Hi guys, I have a question about pension plan.
In the Becker textbook, it says <gain> and losses includes the difference between the expected and actual return on plan assets when the expected return on plan assets is used to calculate pension expense.
But in below question, I do not understand why amortization of (gain ) or loss is 0.

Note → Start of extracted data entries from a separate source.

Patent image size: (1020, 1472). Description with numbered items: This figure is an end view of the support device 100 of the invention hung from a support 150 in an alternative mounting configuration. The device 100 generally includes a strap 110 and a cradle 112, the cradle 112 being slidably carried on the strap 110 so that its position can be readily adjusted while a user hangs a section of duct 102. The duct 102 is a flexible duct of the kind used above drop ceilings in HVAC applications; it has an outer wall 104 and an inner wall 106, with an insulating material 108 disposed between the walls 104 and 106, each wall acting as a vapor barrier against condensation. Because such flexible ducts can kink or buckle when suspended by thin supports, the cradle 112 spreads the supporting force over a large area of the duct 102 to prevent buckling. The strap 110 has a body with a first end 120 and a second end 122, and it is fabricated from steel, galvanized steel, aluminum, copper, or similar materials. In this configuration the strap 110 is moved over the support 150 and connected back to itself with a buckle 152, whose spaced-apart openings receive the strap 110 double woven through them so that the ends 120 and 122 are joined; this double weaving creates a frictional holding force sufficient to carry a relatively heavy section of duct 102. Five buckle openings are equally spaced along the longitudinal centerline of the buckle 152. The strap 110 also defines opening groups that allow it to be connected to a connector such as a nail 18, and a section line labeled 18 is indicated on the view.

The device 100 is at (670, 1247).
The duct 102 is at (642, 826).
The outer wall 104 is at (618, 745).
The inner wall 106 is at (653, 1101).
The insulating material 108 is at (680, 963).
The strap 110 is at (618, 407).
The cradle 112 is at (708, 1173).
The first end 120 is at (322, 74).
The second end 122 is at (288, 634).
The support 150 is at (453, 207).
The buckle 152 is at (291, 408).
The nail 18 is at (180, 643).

Big books, Inc. has the following information related to its defined benefit pension plan:
Dec. 31. Year 6:
Projected benefit obligation: $1,500,000
FV of plan assets: 1,400,000
Unrecognized prior service cost: 200,000
Unrecognized net transition asset: 60,000
Dec. 31. Year 7:
Projected benefit obligation: $1,750,000
FV of plan assets: 1,670,000
Service Cost: 220,000
Assumptions:
Discount Rate: 6%
Expected return on plan assets: 8%
Big Books makes an annual pension plan contribution of $200,000. The company's employees had an average remaining service life of 20 years on 12/31/year 6. The company paid benefits of $70,000 in Year 7 and expects to pay benefits totaling $170,000 to retired employees in Year 8. Big Books has an effective tax rate of 30%. The actual return on plan assets was 10%. What would Big Books reports as U.S. GAAP net periodic pension cost on its Dec. 31, Year 7, income statement?
Answer: Service cost: $220,000
Interest cost: 90,000(1,500,000*6%)
Expected return on plan assets: (112,000) (1,400,000*8%)
Amortization of prior service cost: 10,000 (200,000/20 years)
Amortization of (gains) / losses: 0
Amortization of transition asset: (3,000) (60,000/20 years)
Net periodic pension cost: $205,000
Since expected return on plan assets is 8%, actual return on plan assets is 10%. there should be unrecognized gain of the differences between actual return and expected return.
I am kind of confused about this part.